Baidu is testing neural networks that can match job seekers to jobs

The Chinese company’s technology identifies candidates whose skills meet employers’ needs.

The news: In a recent paper, Baidu researchers showed how their neural net can work out from their résumés which skills job seekers possess, and spot what skills certain job postings are asking for. The software then pairs up the best matches.

How it works: The model, called the Person-Job Fit Neural Network, learns which words and phrases in job listings correspond with skills a candidate might have. For example, “product development procedure” and “documenting” are terms that often signal a need for program management experience. The algorithm uses its database to learn whether someone’s job history indicates the relevant experience for the role. These candidates are then flagged as a potential match for the vacancy.
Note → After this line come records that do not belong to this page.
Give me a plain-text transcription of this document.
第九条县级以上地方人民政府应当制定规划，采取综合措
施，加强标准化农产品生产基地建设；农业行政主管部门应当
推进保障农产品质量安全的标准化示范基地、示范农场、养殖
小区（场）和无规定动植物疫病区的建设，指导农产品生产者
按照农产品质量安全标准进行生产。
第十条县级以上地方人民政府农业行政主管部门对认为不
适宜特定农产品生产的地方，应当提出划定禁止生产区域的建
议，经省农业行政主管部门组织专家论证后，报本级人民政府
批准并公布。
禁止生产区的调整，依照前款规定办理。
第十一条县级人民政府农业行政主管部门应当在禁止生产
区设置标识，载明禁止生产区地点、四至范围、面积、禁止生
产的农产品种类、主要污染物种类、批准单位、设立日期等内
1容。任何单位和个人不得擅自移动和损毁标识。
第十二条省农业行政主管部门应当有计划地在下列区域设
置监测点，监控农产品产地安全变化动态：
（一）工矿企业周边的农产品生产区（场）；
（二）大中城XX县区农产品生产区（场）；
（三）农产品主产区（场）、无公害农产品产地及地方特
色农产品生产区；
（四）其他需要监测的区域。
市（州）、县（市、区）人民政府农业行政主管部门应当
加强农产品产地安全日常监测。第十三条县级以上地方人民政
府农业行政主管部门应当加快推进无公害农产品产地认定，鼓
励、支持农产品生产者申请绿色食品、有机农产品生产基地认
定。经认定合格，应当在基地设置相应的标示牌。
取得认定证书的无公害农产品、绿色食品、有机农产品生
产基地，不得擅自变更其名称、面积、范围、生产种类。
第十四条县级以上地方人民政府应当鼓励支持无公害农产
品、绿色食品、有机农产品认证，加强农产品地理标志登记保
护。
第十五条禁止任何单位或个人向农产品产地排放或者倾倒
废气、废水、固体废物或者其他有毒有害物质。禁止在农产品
Where it falls short: In a test, the system had a hard time matching educational job requirements, because its sample overwhelmingly had the same requirement of “bachelor’s degree or higher.” This lack of data-set diversity made it difficult for the algorithm to identify which candidates had a better educational background for each position.

What’s in it for them? Since Baidu owns the world’s second largest search engine, it’s likely the company could use this technology to help better target job ads.

Use with caution: If bias exists in previous hires, it can creep into systems like this, posing a disadvantage to certain groups that may not be presented with the same job opportunities. As communications professor Safiya Umoja Noble told us earlier this year, bias already exists in search engine results, and it’s only going to get worse.